His recent proposal to fund a national network of business incubators to the tune of $250 million is a good example. While the money might be put to better use being injected into already existing (and often successful) incubators, the point is that some experts believe he gets entrepreneurship, and that he gets what works when it comes to job creation. Business incubators are usually nonprofit organizations attached to universities and funded by governments, successful entrepreneurs, chambers of commerce and business groups. Most of the time their goals are to create jobs in a region, to tap area brain trusts, and to have their city, town or region become known for a certain industry. The tech-heavy Silicon Valley in Northern California is a good example of a zone encouraged by incubators. In San Diego, a tech-friendly zone know as Silicon Beach was created after the local incubator, San Diego Connect, was launched at UC San Diego in 1985.
Thousands of companies and tens of thousands of jobs have been created in the wake of incubation since the 1950s.
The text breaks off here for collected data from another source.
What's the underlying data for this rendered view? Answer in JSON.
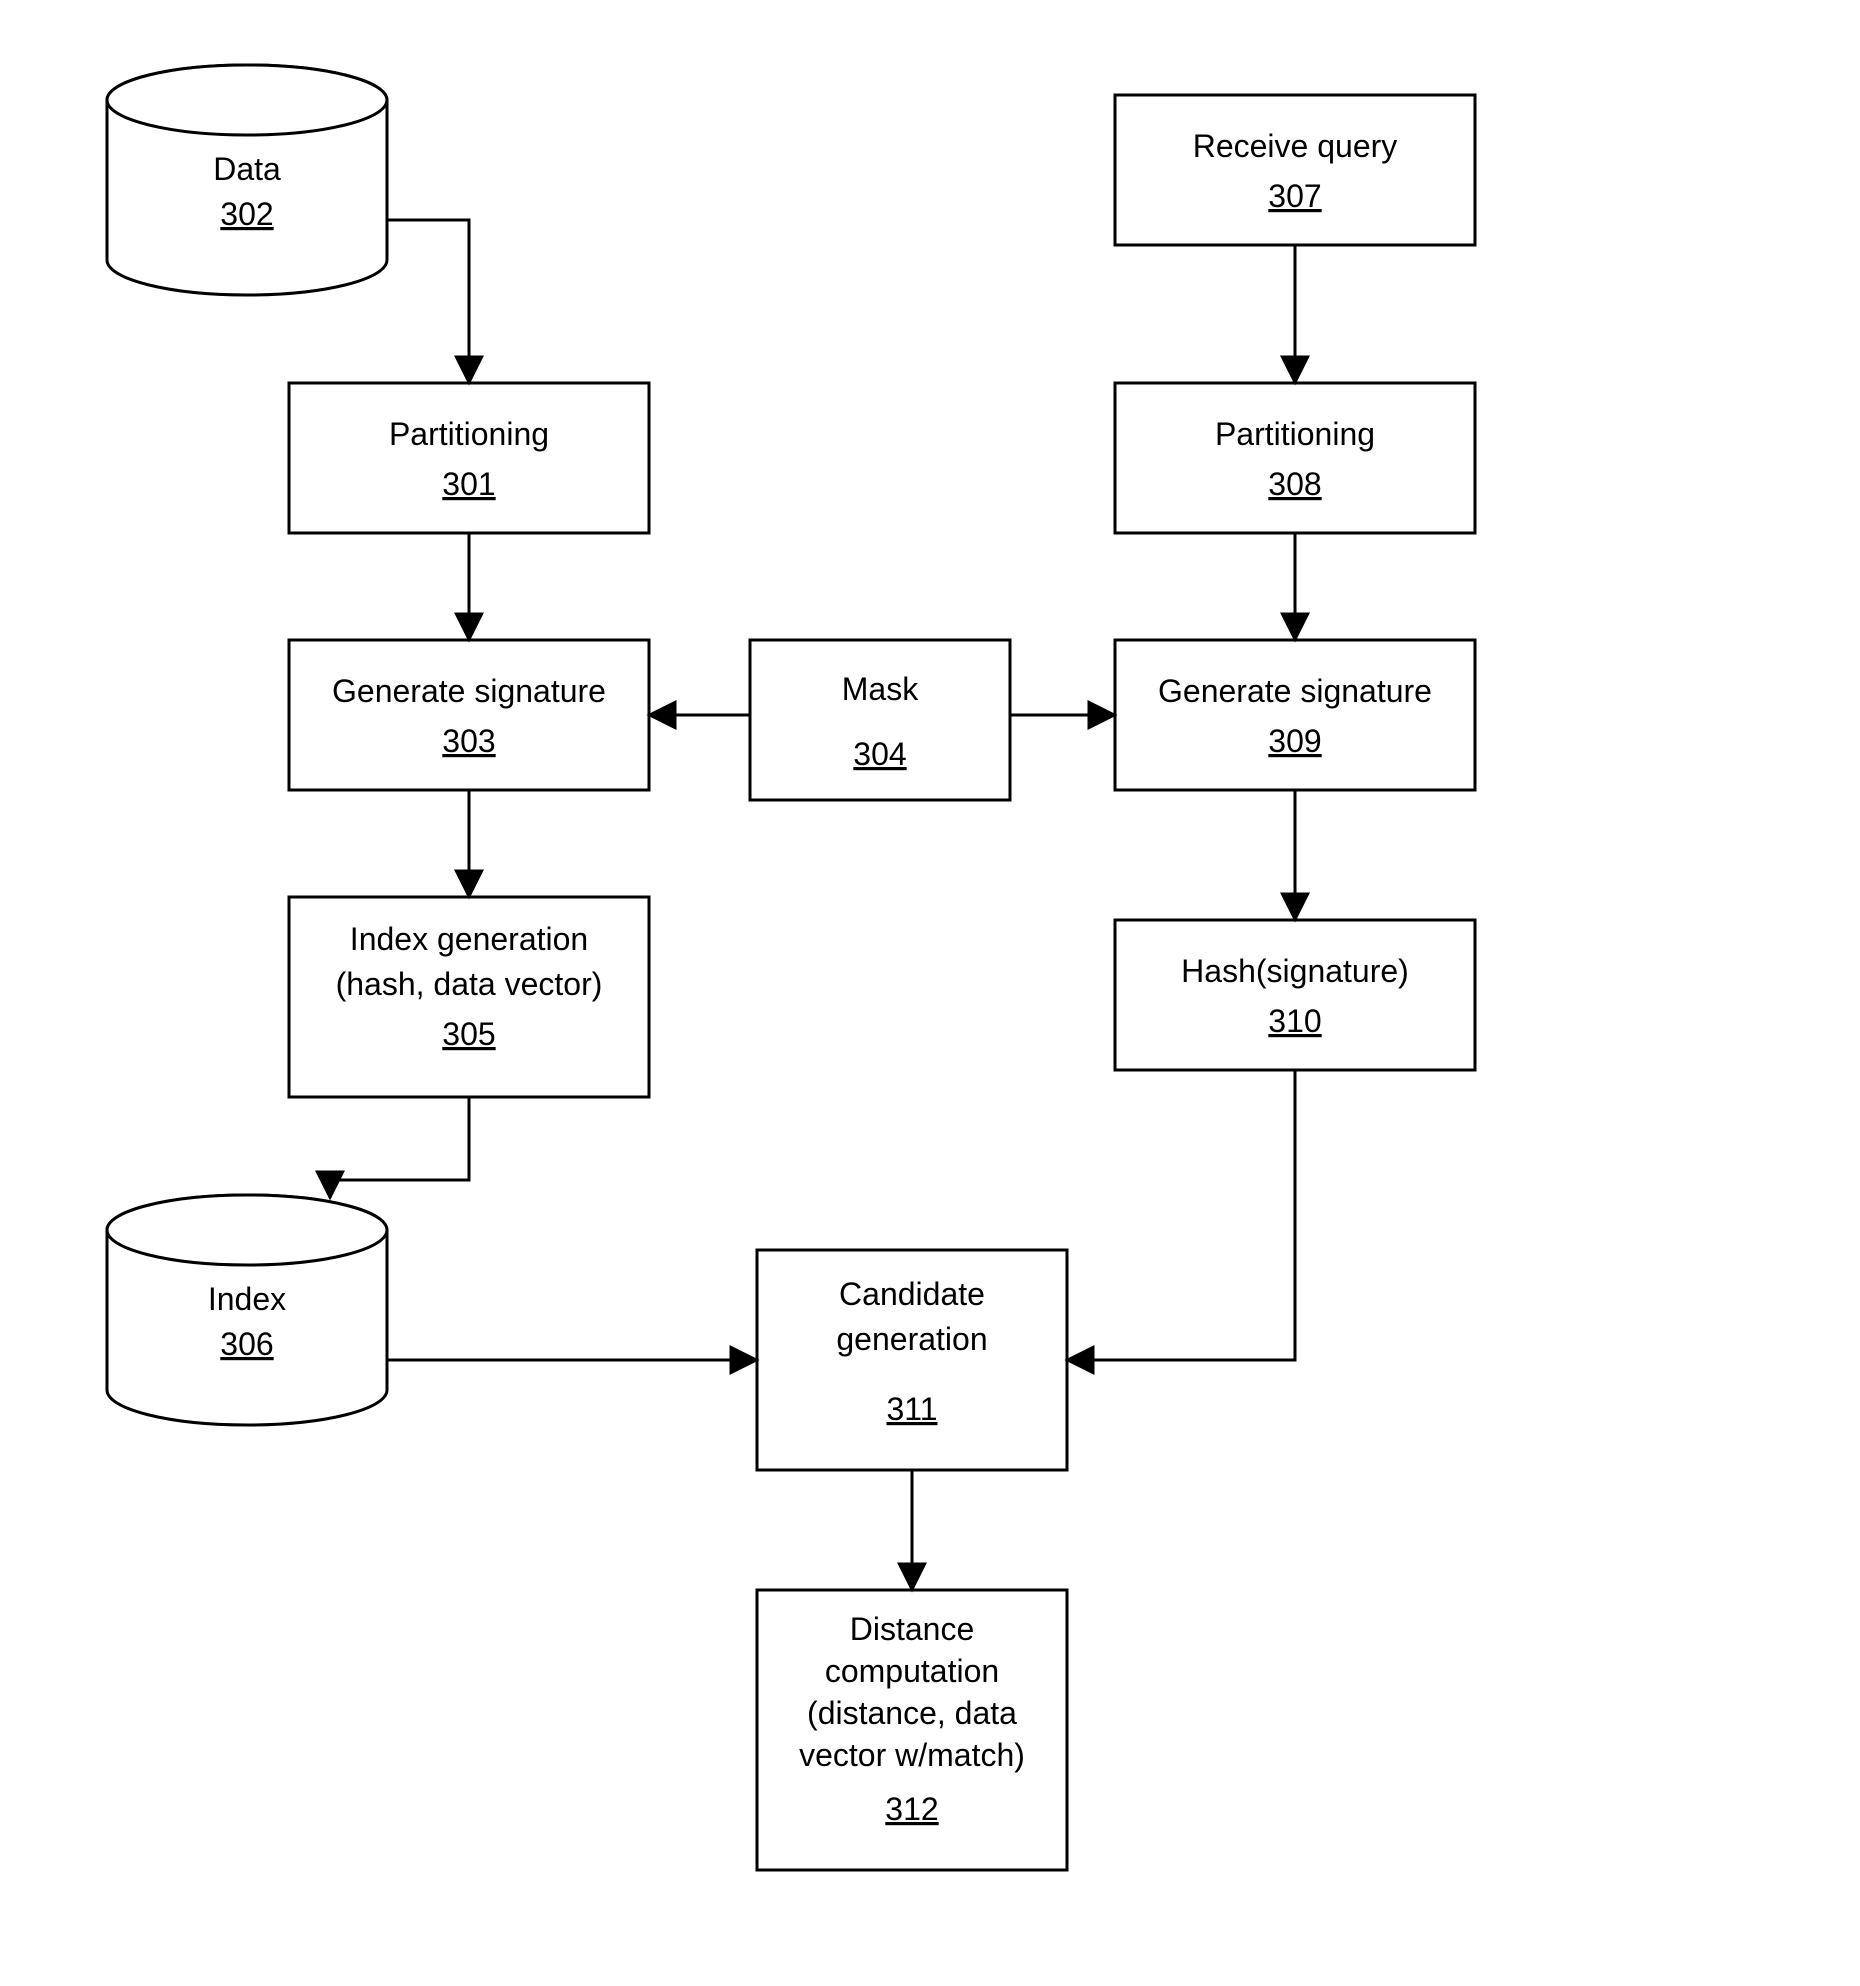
{
  "nodes": {
    "data": {
      "label": "Data",
      "num": "302"
    },
    "part1": {
      "label": "Partitioning",
      "num": "301"
    },
    "gensig1": {
      "label": "Generate signature",
      "num": "303"
    },
    "mask": {
      "label": "Mask",
      "num": "304"
    },
    "indexgen": {
      "label": "Index generation",
      "sub": "(hash, data vector)",
      "num": "305"
    },
    "index": {
      "label": "Index",
      "num": "306"
    },
    "recvq": {
      "label": "Receive query",
      "num": "307"
    },
    "part2": {
      "label": "Partitioning",
      "num": "308"
    },
    "gensig2": {
      "label": "Generate signature",
      "num": "309"
    },
    "hashsig": {
      "label": "Hash(signature)",
      "num": "310"
    },
    "candgen": {
      "label": "Candidate",
      "sub": "generation",
      "num": "311"
    },
    "distcomp": {
      "label": "Distance",
      "sub1": "computation",
      "sub2": "(distance, data",
      "sub3": "vector w/match)",
      "num": "312"
    }
  }
}
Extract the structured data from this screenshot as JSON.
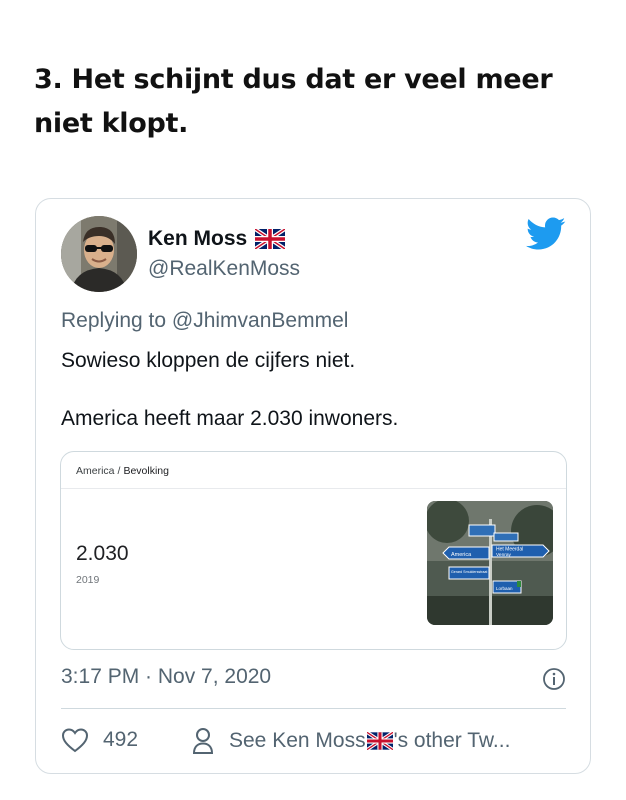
{
  "headline": {
    "line1": "3. Het schijnt dus dat er veel meer",
    "line2": "niet klopt."
  },
  "tweet": {
    "author_name": "Ken Moss",
    "author_handle": "@RealKenMoss",
    "replying_to": "Replying to @JhimvanBemmel",
    "text_line1": "Sowieso kloppen de cijfers niet.",
    "text_line2": "America heeft maar 2.030 inwoners.",
    "link_card": {
      "breadcrumb_place": "America",
      "breadcrumb_sep": "/",
      "breadcrumb_topic": "Bevolking",
      "population": "2.030",
      "year": "2019",
      "sign_labels": [
        "America",
        "Het Meerdal",
        "Venray",
        "Gerard Smuldersstraat",
        "Lorbaan"
      ]
    },
    "timestamp": "3:17 PM · Nov 7, 2020",
    "like_count": "492",
    "profile_link_prefix": "See Ken Moss",
    "profile_link_suffix": "'s other Tw...",
    "colors": {
      "twitter_blue": "#1d9bf0",
      "secondary_text": "#536471"
    },
    "icons": [
      "uk-flag-icon",
      "twitter-bird-icon",
      "info-icon",
      "heart-icon",
      "person-icon"
    ]
  }
}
San Diego's incubator has been so successful that it spun off a consultancy that helps incubators in other nations get off the ground. Incubators often help entrepreneurs with expertise, mentors, facilities and even cash. Sometimes they help owners find venture capital money or achieve IPOs, too.
Dinah Adkins, president and CEO of the National Business Incubation Association, says Obama's interest in such entrepreneurship is unprecedented in recent times. Under President Bush, she says, "there was the notion that the private sector should take care of itself."
A little bit of pump-priming in the way of incubators, however, can create new ventures and new employment. "I've seen the kind of value and impact these programs can have," Adkins says.